Une « nuée de témoins ». À partir de la personne qui est à côté de nous. Je vous souhaite de vous regarder entre vous de cette manière, en marchant « avec endurance » l’un à côté de l’autre. De sorte qu’apparaisse avec toute sa force la question qui donne le titre à l’édition de cette année du pèlerinage à la maison de la Sainte Vierge de Lorette que vous vous apprêtez à faire, cette question que Jésus adresse à Marie Madeleine le matin de Pâques : Qui cherches-tu ? Sur Qui as-tu « les yeux fixés » ? Le christianisme introduit cette méthode dans l’histoire : celle d’une compagnie humaine qui, pendant qu’elle déblaie chez toi la boue de ta cuisine, ou qu’elle te trouve un nouveau logement quand le tien a été détruit par les bombes, te rappelle que tu n’es pas tout seul, qu’il y a Quelqu’un qui t’aime et qui te sauve. C’est à partir de là que commence la recherche et la quête continuelle de signes semblables, à l’intérieur et au-delà du drame de la vie. Des signes qui rendent possibles un chemin ensemble et un regard sur tout, même sur la vie ordinaire, rempli d’une véritable espérance. Mal fichus, misérables, fragiles : mais en chemin et remplis d’un étonnement renouvelé car on reconnaît que l’on est aimé sans justification ou mérite.

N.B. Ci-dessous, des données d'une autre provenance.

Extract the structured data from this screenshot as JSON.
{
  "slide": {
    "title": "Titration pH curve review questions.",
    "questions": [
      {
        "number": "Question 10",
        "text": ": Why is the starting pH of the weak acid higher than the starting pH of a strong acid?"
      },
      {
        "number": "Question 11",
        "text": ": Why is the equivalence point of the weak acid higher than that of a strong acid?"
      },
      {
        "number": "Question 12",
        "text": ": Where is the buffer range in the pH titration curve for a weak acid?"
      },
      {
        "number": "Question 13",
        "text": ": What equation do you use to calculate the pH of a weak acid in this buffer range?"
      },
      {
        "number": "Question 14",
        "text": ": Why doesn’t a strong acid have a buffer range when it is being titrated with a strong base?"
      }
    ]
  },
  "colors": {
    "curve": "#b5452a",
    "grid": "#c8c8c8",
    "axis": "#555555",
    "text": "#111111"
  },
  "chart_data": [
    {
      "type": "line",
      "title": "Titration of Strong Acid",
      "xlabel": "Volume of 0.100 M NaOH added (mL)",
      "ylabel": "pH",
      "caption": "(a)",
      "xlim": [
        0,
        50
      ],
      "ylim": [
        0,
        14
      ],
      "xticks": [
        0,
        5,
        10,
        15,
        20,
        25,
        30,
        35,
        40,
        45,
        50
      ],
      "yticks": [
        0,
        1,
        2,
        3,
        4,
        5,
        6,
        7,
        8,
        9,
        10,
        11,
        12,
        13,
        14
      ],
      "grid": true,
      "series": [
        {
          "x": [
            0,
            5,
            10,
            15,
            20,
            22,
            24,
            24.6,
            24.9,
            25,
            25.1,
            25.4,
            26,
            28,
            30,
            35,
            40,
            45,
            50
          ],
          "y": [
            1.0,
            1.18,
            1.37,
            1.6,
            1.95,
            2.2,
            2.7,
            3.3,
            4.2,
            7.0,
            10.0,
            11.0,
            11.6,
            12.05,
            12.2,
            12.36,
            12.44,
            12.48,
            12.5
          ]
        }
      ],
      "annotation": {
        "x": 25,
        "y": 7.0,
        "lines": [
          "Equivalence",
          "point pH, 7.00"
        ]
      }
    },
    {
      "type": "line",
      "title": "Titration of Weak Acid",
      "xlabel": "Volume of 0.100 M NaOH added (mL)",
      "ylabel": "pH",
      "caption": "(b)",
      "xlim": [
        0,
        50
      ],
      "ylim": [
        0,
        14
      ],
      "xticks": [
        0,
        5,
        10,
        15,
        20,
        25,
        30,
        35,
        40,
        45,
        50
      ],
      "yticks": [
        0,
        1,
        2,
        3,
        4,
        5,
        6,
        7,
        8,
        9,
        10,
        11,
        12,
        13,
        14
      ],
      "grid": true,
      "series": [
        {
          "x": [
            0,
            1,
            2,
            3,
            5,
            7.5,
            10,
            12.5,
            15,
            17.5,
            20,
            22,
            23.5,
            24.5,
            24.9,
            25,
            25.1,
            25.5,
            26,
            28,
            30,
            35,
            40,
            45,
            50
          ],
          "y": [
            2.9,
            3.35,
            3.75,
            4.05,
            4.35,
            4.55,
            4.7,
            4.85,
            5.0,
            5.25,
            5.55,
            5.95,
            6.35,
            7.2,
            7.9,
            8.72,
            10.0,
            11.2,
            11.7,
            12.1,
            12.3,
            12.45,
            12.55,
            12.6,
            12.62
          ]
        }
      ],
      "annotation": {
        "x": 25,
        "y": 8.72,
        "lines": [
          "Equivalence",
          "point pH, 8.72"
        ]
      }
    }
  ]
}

Comme nous l’a écrit une amie de Romagne en plein milieu des inondations : « Aujourd’hui, les larmes aux yeux parce que la blessure est profonde, je ne peux pas ne pas reconnaître qu’Il ne nous laisse jamais seuls et qu’Il nous a préférés en nous donnant une compagnie d’amis étonnante » (Lettre signée, 21 mai 2023, clonline.org).

Pour que notre vie ensemble puisse durer, à qui pouvons-nous surtout nous confier si ce n’est à celle qui a dit en premier son « oui » total au dessein amoureux de Dieu, et qui intercède en premier auprès de Lui pour que notre cœur ne se laisse pas réduire ? Le père Lepori disait aussi lors des derniers Exercices : « La Sainte Vierge [...] se tient devant Dieu pour lui confier l’instant que je vis, la circonstance dans laquelle je me trouve, tout, instant après instant, heure après heure, jusqu’à mon dernier instant, jusqu’à l’heure de ma mort, autrement dit jusqu’à l’instant qui me fera entrer dans l’éternité dans laquelle le Christ est mon avocat auprès du Père, mon juge défenseur » (Les yeux fixés sur Jésus, origine et plénitude de la foi, p. 67).

Pendant que vous marcherez vers l’étreinte de la Mère de Jésus, je vous demande de prier pour le Pape, pour l’Église et pour le mouvement, afin que personne ne se décourage, quel que soit le moment de pénombre dans lequel il peut se trouver. Comme nous le rappelait justement notre cher don Giussani dans son dernier message pour le pèlerinage Macerata-Lorette, en 2004 : « Ce qui, chaque jour, serait pour nous limité, est destiné à devenir grand comme le regard de la Sainte Vierge. Marie comprenait que le contenu de toute condition humaine développe et réalise le dessein d’un Autre : non pas le désir de son propre cœur, mais celui du cœur de Dieu. Voilà le Mystère que contiennent toutes les choses que Dieu crée, c’est-à-dire qu’Il fait participer à la grandeur et à la beauté de Son monde, sans limites et sans mal. Si bien que tout ce qui naît devient un être de grâce, même lorsque les événements sont difficiles. Tout naît et fleurit en version de grâce. Ainsi, dans la croix, jusqu’à la résurrection du Christ, tout devient grâce, c’est-à-dire salut, paix et joie » (Le chemin de la Sainteté, Tracce, n. 7/2004).